We treat reckoned time as a known, factual basis of our lives. Although we can scroll forward in time with our calendar indefinitely, can we also do that backwards, into the past?
We remember and memorialize days of past transformative experiences: September 11, 2001; June 6, 1944; July 4, 1776. We can also link our calendar, the Julian/Gregorian Calendar, to calendars of other cultures. For instance, Muhammad’s “Hijra,” his journey from Mecca to Medina, marks the beginning of the Islamic calendar, and corresponds to April 19, 622.
What about scrolling back to a time before the turn of the eras?
Before the Julian Calendar, the Seleucid Empire’s calendar was the universal calendar in the ancient Old World. However, this calendar is in fact an extension of the ancient Babylonian Calendar.

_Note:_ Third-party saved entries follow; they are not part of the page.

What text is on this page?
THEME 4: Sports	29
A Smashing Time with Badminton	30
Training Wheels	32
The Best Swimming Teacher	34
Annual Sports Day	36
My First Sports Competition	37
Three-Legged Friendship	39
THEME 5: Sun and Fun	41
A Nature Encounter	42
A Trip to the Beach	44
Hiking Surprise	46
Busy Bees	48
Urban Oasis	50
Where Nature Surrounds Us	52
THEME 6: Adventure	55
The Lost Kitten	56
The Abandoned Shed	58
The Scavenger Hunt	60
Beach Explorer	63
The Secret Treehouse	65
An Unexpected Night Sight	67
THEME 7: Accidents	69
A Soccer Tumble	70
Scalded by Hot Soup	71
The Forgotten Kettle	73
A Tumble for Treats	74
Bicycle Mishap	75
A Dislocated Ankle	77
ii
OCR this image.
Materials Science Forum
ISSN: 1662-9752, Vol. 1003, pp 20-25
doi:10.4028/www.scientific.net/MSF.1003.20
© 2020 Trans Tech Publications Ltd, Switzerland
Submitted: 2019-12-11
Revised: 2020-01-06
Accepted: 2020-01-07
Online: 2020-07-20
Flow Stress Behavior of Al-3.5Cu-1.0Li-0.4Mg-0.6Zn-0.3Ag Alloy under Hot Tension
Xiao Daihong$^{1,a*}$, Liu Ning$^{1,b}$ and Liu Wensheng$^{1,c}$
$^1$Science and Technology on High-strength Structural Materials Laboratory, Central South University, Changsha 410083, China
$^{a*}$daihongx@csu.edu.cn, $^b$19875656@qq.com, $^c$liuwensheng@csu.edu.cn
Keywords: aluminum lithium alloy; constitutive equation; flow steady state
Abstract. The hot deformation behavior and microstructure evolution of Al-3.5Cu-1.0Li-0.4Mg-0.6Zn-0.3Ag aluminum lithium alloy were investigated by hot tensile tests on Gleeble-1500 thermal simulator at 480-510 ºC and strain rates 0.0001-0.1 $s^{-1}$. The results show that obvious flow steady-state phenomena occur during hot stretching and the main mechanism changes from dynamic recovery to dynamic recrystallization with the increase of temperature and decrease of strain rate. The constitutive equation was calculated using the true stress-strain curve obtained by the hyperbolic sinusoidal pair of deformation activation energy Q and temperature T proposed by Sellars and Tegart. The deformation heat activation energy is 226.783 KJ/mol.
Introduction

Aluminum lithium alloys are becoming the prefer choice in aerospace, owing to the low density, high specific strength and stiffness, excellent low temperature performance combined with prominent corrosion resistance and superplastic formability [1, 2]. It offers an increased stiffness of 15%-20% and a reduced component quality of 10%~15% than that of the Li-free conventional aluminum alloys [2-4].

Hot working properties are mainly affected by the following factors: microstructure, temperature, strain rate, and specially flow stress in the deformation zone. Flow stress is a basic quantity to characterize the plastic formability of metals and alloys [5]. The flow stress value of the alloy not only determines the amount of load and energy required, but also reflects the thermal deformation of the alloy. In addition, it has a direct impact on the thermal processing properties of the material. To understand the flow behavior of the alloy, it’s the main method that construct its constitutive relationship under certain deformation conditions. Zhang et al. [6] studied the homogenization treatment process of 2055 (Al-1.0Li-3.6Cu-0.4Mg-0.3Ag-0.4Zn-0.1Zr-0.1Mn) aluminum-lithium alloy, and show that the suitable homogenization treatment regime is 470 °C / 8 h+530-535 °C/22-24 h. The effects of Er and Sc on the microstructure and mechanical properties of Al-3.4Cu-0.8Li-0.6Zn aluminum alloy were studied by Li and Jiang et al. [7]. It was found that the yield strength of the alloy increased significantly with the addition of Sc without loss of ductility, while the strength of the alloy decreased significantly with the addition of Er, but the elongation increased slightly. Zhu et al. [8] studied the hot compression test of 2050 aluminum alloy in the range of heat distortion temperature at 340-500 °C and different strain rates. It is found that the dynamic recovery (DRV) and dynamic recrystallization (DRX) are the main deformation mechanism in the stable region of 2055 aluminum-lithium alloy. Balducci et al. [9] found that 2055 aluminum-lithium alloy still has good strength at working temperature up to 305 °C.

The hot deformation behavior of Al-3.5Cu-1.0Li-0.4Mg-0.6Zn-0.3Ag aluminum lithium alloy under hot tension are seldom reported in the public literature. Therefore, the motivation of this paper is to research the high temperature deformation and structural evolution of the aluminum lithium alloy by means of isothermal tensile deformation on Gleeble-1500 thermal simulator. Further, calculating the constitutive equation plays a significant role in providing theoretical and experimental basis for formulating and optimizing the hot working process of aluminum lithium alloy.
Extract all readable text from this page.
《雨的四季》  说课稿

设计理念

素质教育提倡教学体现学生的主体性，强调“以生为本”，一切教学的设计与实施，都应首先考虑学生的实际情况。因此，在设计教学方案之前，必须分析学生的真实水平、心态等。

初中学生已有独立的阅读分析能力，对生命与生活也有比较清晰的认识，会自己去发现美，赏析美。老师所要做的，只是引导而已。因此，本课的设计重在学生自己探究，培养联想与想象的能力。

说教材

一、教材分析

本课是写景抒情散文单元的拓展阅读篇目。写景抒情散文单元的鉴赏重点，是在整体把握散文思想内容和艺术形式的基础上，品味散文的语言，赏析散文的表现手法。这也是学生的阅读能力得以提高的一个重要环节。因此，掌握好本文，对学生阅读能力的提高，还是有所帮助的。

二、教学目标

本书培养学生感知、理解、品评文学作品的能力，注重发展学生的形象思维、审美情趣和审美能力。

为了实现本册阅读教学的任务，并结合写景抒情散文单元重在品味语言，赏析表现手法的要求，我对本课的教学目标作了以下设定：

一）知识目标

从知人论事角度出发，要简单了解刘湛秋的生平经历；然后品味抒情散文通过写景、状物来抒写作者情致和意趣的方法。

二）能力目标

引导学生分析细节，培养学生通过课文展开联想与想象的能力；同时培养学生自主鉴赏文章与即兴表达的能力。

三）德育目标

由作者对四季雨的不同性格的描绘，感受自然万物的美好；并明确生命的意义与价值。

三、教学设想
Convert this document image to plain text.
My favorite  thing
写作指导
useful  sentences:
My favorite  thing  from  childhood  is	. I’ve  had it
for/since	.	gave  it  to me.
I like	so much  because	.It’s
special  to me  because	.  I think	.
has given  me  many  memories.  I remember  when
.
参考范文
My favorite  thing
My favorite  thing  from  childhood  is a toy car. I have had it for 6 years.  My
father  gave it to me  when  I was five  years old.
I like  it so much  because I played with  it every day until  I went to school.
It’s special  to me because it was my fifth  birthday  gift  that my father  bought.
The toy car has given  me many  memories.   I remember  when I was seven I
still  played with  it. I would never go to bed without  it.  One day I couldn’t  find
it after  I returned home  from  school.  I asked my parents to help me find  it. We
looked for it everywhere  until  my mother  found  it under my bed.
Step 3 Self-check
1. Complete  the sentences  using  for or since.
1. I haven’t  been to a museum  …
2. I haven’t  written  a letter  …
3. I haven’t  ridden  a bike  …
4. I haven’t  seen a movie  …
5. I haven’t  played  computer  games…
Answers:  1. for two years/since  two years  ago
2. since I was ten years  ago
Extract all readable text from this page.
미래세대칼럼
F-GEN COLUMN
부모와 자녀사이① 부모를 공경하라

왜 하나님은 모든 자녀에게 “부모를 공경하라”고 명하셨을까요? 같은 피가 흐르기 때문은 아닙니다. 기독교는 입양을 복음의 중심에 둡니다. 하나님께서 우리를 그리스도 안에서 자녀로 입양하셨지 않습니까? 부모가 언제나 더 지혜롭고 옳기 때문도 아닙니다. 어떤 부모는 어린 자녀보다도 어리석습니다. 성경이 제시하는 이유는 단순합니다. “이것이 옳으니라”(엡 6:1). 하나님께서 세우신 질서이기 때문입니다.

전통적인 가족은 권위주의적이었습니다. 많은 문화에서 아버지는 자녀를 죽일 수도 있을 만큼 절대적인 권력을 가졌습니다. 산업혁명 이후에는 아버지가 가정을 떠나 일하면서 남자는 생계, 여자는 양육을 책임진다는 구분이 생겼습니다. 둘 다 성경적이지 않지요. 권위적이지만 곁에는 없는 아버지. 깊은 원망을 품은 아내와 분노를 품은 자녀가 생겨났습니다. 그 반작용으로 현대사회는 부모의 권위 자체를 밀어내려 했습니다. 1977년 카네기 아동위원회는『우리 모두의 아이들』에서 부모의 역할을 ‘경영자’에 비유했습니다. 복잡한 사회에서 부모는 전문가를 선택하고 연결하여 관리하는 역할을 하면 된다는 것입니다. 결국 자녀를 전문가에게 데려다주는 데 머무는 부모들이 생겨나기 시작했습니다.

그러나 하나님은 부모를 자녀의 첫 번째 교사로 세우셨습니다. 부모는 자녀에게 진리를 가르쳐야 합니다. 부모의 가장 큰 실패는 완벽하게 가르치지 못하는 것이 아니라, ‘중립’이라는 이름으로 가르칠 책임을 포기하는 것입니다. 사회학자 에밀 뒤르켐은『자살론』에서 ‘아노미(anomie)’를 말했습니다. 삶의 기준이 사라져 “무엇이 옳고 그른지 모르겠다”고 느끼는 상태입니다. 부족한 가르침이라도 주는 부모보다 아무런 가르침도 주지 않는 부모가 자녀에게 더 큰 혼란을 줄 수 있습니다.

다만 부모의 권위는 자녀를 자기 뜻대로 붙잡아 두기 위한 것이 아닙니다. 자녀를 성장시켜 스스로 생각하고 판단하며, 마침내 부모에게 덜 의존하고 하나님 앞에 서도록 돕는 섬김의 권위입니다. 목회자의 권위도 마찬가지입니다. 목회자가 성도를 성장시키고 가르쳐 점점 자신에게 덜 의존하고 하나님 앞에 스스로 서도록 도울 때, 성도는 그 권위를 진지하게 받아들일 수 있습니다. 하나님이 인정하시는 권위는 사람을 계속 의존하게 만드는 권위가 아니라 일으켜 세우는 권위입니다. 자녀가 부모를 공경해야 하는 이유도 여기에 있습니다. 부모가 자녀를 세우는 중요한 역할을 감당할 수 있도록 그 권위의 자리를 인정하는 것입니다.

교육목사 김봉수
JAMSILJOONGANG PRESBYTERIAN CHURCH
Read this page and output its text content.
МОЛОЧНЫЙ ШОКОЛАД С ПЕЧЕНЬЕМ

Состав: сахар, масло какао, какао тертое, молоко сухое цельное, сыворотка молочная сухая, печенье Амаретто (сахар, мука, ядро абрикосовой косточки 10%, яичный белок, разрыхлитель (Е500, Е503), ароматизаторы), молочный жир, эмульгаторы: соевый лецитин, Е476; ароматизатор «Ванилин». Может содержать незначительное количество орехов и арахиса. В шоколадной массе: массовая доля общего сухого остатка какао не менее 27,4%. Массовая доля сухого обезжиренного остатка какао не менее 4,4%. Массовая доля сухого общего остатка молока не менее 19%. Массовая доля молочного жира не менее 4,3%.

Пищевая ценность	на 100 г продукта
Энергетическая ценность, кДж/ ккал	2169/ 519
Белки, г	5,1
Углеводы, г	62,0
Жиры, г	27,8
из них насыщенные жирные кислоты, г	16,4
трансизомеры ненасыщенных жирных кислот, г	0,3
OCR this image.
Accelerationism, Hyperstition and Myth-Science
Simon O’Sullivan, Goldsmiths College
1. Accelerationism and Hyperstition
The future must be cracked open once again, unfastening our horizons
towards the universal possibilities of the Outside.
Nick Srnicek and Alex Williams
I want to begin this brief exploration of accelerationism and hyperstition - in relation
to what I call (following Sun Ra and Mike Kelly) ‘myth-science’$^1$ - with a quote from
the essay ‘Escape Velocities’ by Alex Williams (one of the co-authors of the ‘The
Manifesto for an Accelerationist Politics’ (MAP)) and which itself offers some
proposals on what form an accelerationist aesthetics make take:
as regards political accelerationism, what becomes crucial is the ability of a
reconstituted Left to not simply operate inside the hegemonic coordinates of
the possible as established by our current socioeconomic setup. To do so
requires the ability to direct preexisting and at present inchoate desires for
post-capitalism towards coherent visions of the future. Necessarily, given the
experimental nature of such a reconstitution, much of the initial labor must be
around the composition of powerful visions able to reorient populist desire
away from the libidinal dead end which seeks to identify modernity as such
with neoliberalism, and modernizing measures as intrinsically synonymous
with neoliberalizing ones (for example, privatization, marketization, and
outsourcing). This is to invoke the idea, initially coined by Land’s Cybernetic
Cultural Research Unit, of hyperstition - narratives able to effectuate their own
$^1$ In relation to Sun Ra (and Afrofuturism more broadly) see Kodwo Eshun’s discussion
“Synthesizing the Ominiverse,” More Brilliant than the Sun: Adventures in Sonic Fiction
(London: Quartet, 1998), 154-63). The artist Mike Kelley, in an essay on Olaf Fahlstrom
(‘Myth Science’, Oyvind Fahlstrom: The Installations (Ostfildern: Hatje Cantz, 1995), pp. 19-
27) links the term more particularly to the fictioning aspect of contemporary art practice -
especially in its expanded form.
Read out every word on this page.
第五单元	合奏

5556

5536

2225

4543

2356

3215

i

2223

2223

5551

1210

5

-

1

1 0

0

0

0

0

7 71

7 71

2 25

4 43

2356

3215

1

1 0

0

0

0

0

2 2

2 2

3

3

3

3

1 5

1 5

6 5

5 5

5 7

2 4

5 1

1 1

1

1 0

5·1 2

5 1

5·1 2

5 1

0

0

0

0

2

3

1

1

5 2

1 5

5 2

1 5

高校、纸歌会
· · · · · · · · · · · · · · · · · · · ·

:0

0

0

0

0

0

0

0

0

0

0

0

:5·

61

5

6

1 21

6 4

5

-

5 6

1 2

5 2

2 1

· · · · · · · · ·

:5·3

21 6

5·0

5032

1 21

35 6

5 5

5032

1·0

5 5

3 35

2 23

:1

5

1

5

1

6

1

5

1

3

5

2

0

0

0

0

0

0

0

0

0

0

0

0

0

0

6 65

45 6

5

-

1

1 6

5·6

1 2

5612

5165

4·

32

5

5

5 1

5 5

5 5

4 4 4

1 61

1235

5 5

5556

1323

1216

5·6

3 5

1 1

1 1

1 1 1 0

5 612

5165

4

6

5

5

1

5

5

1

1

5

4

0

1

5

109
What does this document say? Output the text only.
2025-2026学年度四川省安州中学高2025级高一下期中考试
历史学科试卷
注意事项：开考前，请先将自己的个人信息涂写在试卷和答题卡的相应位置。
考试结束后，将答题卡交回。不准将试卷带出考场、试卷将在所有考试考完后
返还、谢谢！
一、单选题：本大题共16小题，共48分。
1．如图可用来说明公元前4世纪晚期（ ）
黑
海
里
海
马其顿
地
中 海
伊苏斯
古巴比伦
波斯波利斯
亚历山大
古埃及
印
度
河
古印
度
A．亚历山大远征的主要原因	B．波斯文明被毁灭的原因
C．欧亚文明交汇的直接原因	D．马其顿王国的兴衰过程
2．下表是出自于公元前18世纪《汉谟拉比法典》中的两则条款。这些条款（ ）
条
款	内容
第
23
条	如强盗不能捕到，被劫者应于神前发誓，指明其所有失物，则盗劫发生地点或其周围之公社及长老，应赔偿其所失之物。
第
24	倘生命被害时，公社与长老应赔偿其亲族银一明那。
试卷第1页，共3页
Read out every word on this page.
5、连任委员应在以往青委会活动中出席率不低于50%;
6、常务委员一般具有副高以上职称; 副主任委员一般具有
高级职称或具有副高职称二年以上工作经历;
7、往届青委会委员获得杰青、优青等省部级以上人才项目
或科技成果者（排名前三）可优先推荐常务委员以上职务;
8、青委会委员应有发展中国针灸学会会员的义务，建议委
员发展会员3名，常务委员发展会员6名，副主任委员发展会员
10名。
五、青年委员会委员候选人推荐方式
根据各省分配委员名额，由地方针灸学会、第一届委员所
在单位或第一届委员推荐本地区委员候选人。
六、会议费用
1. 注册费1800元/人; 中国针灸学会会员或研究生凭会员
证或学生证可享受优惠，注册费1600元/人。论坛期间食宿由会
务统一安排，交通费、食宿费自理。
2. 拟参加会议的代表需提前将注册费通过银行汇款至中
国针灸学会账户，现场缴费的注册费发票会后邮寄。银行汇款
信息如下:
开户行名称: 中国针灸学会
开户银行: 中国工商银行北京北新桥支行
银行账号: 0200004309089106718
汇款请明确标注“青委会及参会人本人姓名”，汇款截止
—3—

So then, we should be able to scroll back and ask, for example: when did Alexander the Great invade Babylon, one of the seminal days in his conquest of the Persian Empire?
The current answer is: on October 21 OR October 22, 331 BCE!
Although we know the date of this event in the Babylonian Calendar, we do not know how to align that precisely with other dates, such as with the Julian Calendar.
The simple answer is that a chronology of pre-Julian times that is accurate to the day does not yet exist.
Rather than maintaining a fixed calendar, the ancient Babylonians had to make regular determinations about the lengths of months and the number of months per year, in order to grapple with the complex nature of their luni-solar tradition.
A luni-solar calendar places value on the cycles of the lunar month and the solar year. These periods of time are very natural and tangible in pastoral-agricultural socieites, since the moon's cycle is clearly evident in the night sky and through the tides, and the sun's cycle controls the procession of the seasons.
There are two inherent calendrical problems in this dual system of time.
First, the length of the lunar month of about 29.5 days does not fit our conception of the unity of the day. In other words, a calendrical month cannot have half of a day.
Second, the number of days in a solar year (about 365) and the number of days in a lunar year (12 months of 29.5 days, or about 354 days) do not coincide.
The ancient Babylonians solved these problems.
First, they allowed months to be either 29 or 30 days long.
Second, they added a 13th month to the year every few years.
But, they generally made these decisions each month and each year.
Our problem is that we do not know what these calendrical decisions were for each month and each year over the course of over 850 years, from 750 BCE - 100 CE
To solve these problems, Shanati is working to compile and integrate all known relevant cuneiform and other textual attestations of dates relevant to the ancient daily Babylonian chronology.
The task is made more complex by the different nature and social contexts of the kinds of texts that are available and the development of Babylonian mathematical astronomy. Some are economic contracts and receipts, and some are scholarly astronomical exercises. Some were written by top scribes in the major cities, and some were written out in the sticks. And, over time Babylonian astronomical sophistication improved, pushing the system away from astronomical observation and toward calculation.
To handle the variety of the evidence, Shanati is working to better understand the processes of ancient Babylonian calendrical decision making and the dissemination of these decisions. The goal is to develop an algorithm to properly weight the value of each textual attestation based on the text's social context, location of writing, and genre.
But, Does the Math Add Up?
Aha! You guessed it! It's not so simple.
Even though there are so many texts available, we are talking about a period of 850 years, with over 10,000 months. Maybe 80,000 texts isn't enough?
Shanati has two solutions to this problem.
First, the textual data will be aligned with a newly calibrated, state-of-the-art astronomical model for calculating first lunar visibility in ancient times. This will provide the best possible estimations for unattested calendrical decisions.
Second, the database and computational side of Shanati is being developed so that it will be left open ended after the project is completed. As more ancient texts are discovered, read, and databased, scholars will be able to submit new calendrical evidence to Shanati, which will allow for automated updating of Shanati's reconstruction.
So, each time you check a date in Shanati, you will get the most up-to-date reconsruction of the daily ancient Babylonian Calendar, as it was lived by the ancients. And, over time, as more data is added, Shanati's calendar will come closer and closer to 100% coverage and certainty.